DES MOINES – Plows for the Department of Transportation have been out for the past 48 hours, treating interstates and highways.
However residents across Des Moines were questioning where all the snow plows were.
According to the city, there were about 69 plow trucks cleaning the roads. However it takes between four to six hours just for drivers to complete an entire cycle.
“We do think that the timing of Monday’s storm and its intensity during rush hour put us in a situation that was very hard to work out of,” said Public Works Director Jonathan Gano.
Despite having a solid plan Des Moines City leaders admitted there were some mistakes in how Monday’s storm was handled.
“You like to test a plan under all circumstances and little events don’t always put on the stress on the plan that you would like,” said Gano.
The biggest hiccup? Residents that live near designated snow routes called the city to report that their stress had not been cleared. According to Gano, those were isolated incidents.
“We missed one street in one neighborhood that was called in. That person was wondering when snow plows would be going by when we thought we were done,” said Gano.

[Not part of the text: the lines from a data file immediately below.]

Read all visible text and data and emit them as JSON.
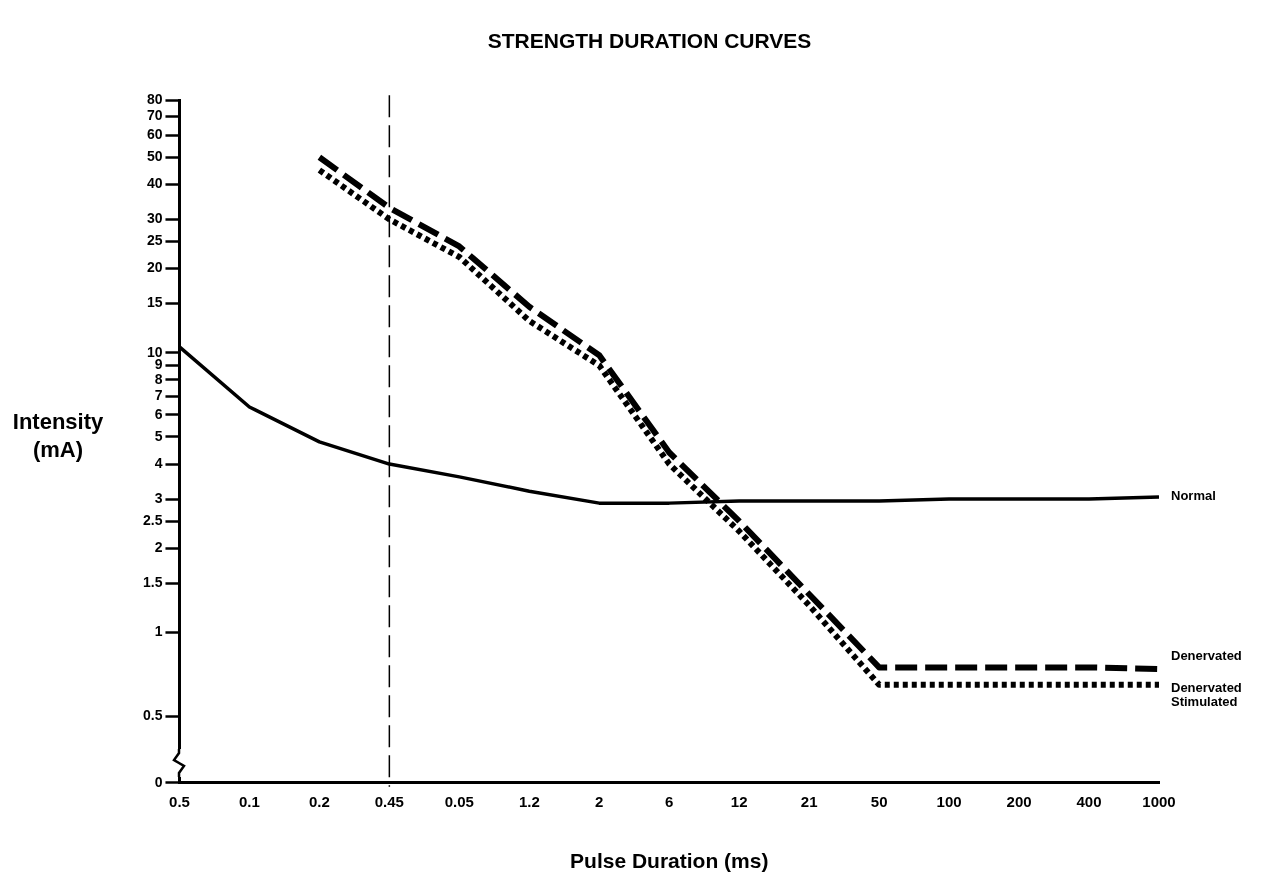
{
  "chart_data": {
    "type": "line",
    "title": "STRENGTH DURATION CURVES",
    "xlabel": "Pulse Duration (ms)",
    "ylabel": "Intensity (mA)",
    "categories": [
      "0.5",
      "0.1",
      "0.2",
      "0.45",
      "0.05",
      "1.2",
      "2",
      "6",
      "12",
      "21",
      "50",
      "100",
      "200",
      "400",
      "1000"
    ],
    "series": [
      {
        "name": "Normal",
        "color": "#000000",
        "line_style": "solid",
        "values": [
          10.5,
          6.4,
          4.8,
          4.0,
          3.6,
          3.2,
          2.9,
          2.9,
          2.95,
          2.95,
          2.95,
          3.0,
          3.0,
          3.0,
          3.05
        ]
      },
      {
        "name": "Denervated",
        "color": "#000000",
        "line_style": "dashed",
        "values": [
          null,
          null,
          50,
          33,
          24,
          14.6,
          9.8,
          4.4,
          2.5,
          1.37,
          0.75,
          0.75,
          0.75,
          0.75,
          0.74
        ]
      },
      {
        "name": "Denervated Stimulated",
        "color": "#000000",
        "line_style": "dotted",
        "values": [
          null,
          null,
          45,
          30,
          22,
          13,
          9,
          4,
          2.3,
          1.25,
          0.65,
          0.65,
          0.65,
          0.65,
          0.65
        ]
      }
    ],
    "log": "y",
    "ylim": [
      0.29,
      80
    ],
    "yticks": [
      {
        "value": 0.29,
        "label": "0"
      },
      0.5,
      1,
      1.5,
      2,
      2.5,
      3,
      4,
      5,
      6,
      7,
      8,
      9,
      10,
      15,
      20,
      25,
      30,
      40,
      50,
      60,
      70,
      80
    ],
    "ref_lines": [
      {
        "axis": "x",
        "value": "0.45",
        "line_style": "dashed"
      }
    ],
    "grid": false,
    "legend": false,
    "marker": "none"
  }
}
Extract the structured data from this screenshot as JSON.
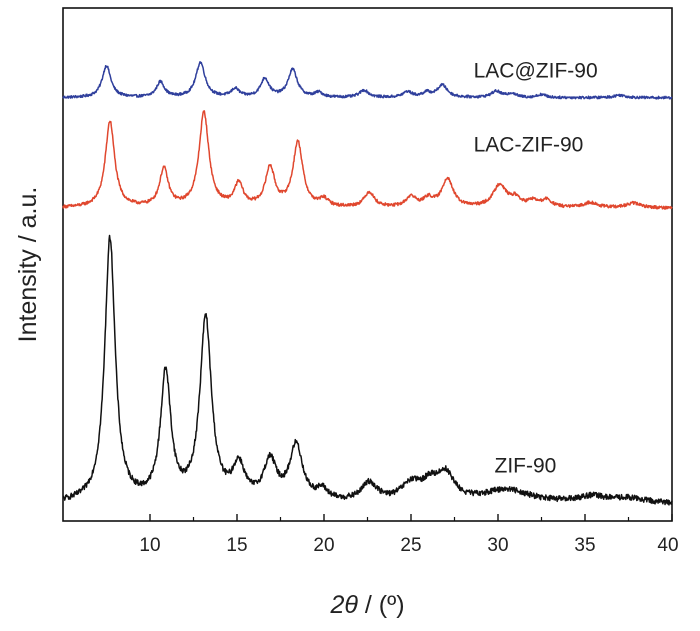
{
  "chart_data": {
    "type": "line",
    "xlabel_italic": "2θ",
    "xlabel_rest": " / (º)",
    "ylabel": "Intensity / a.u.",
    "xlim": [
      5,
      40
    ],
    "ylim": [
      0,
      100
    ],
    "x_ticks": [
      "10",
      "15",
      "20",
      "25",
      "30",
      "35",
      "40"
    ],
    "x_tick_values": [
      10,
      15,
      20,
      25,
      30,
      35,
      40
    ],
    "y_ticks_labeled": false,
    "grid": false,
    "series": [
      {
        "name": "LAC@ZIF-90",
        "color": "#2f3f9c",
        "baseline": 82.5,
        "noise": 0.25,
        "label_x": 28.6,
        "label_y": 86.5,
        "peaks": [
          {
            "x": 7.5,
            "h": 6.2,
            "w": 0.3
          },
          {
            "x": 10.6,
            "h": 3.0,
            "w": 0.28
          },
          {
            "x": 12.9,
            "h": 6.8,
            "w": 0.32
          },
          {
            "x": 14.9,
            "h": 1.6,
            "w": 0.28
          },
          {
            "x": 16.6,
            "h": 3.6,
            "w": 0.3
          },
          {
            "x": 18.2,
            "h": 5.4,
            "w": 0.32
          },
          {
            "x": 19.7,
            "h": 0.9,
            "w": 0.28
          },
          {
            "x": 22.3,
            "h": 1.4,
            "w": 0.32
          },
          {
            "x": 24.8,
            "h": 1.1,
            "w": 0.32
          },
          {
            "x": 25.9,
            "h": 0.9,
            "w": 0.3
          },
          {
            "x": 26.8,
            "h": 2.4,
            "w": 0.35
          },
          {
            "x": 29.9,
            "h": 1.2,
            "w": 0.35
          },
          {
            "x": 30.8,
            "h": 0.8,
            "w": 0.3
          },
          {
            "x": 32.5,
            "h": 0.6,
            "w": 0.3
          },
          {
            "x": 37.0,
            "h": 0.5,
            "w": 0.4
          }
        ]
      },
      {
        "name": "LAC-ZIF-90",
        "color": "#e0472e",
        "baseline": 61.0,
        "noise": 0.3,
        "label_x": 28.6,
        "label_y": 72.0,
        "peaks": [
          {
            "x": 7.7,
            "h": 16.8,
            "w": 0.32
          },
          {
            "x": 10.8,
            "h": 7.4,
            "w": 0.3
          },
          {
            "x": 13.1,
            "h": 18.4,
            "w": 0.34
          },
          {
            "x": 15.1,
            "h": 4.4,
            "w": 0.3
          },
          {
            "x": 16.9,
            "h": 7.6,
            "w": 0.32
          },
          {
            "x": 18.5,
            "h": 12.6,
            "w": 0.34
          },
          {
            "x": 20.0,
            "h": 1.4,
            "w": 0.3
          },
          {
            "x": 22.6,
            "h": 2.9,
            "w": 0.35
          },
          {
            "x": 25.0,
            "h": 2.0,
            "w": 0.35
          },
          {
            "x": 26.0,
            "h": 1.6,
            "w": 0.35
          },
          {
            "x": 27.1,
            "h": 5.6,
            "w": 0.38
          },
          {
            "x": 30.1,
            "h": 4.4,
            "w": 0.45
          },
          {
            "x": 31.0,
            "h": 1.6,
            "w": 0.35
          },
          {
            "x": 32.0,
            "h": 1.2,
            "w": 0.35
          },
          {
            "x": 32.8,
            "h": 1.4,
            "w": 0.35
          },
          {
            "x": 35.3,
            "h": 1.0,
            "w": 0.45
          },
          {
            "x": 37.8,
            "h": 0.9,
            "w": 0.5
          }
        ]
      },
      {
        "name": "ZIF-90",
        "color": "#111111",
        "baseline": 3.3,
        "noise": 0.55,
        "label_x": 29.8,
        "label_y": 9.5,
        "peaks": [
          {
            "x": 7.7,
            "h": 51.5,
            "w": 0.36
          },
          {
            "x": 10.9,
            "h": 24.8,
            "w": 0.36
          },
          {
            "x": 13.2,
            "h": 35.6,
            "w": 0.4
          },
          {
            "x": 15.1,
            "h": 6.6,
            "w": 0.42
          },
          {
            "x": 16.9,
            "h": 7.6,
            "w": 0.45
          },
          {
            "x": 18.4,
            "h": 10.8,
            "w": 0.45
          },
          {
            "x": 19.9,
            "h": 2.0,
            "w": 0.4
          },
          {
            "x": 22.6,
            "h": 3.6,
            "w": 0.55
          },
          {
            "x": 25.0,
            "h": 3.2,
            "w": 0.7
          },
          {
            "x": 26.1,
            "h": 3.0,
            "w": 0.6
          },
          {
            "x": 27.0,
            "h": 5.0,
            "w": 0.6
          },
          {
            "x": 30.5,
            "h": 2.6,
            "w": 1.6
          },
          {
            "x": 35.4,
            "h": 1.2,
            "w": 1.0
          },
          {
            "x": 37.5,
            "h": 0.9,
            "w": 1.2
          }
        ]
      }
    ]
  }
}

However, 48 hours after the storm residents like Dale Faulkner say they understand the city has several hundred miles of roads to clear out, but believes it was much slower this time around.
“Most of the time we see the city do a pretty good job getting out there before the more people get out of work. This time it was a little later in the afternoon when they got at it,” said Faulkner.
This storm left some people wondering which roads the city decides to plow first.
“The plowing of side streets in residential districts starts as soon as the plows are free from their snow route duties that varies on the amount of time it takes the driver to complete that route,” said Gano.
Faulkner says he is ready for the next storm, but believes the city could do a better job.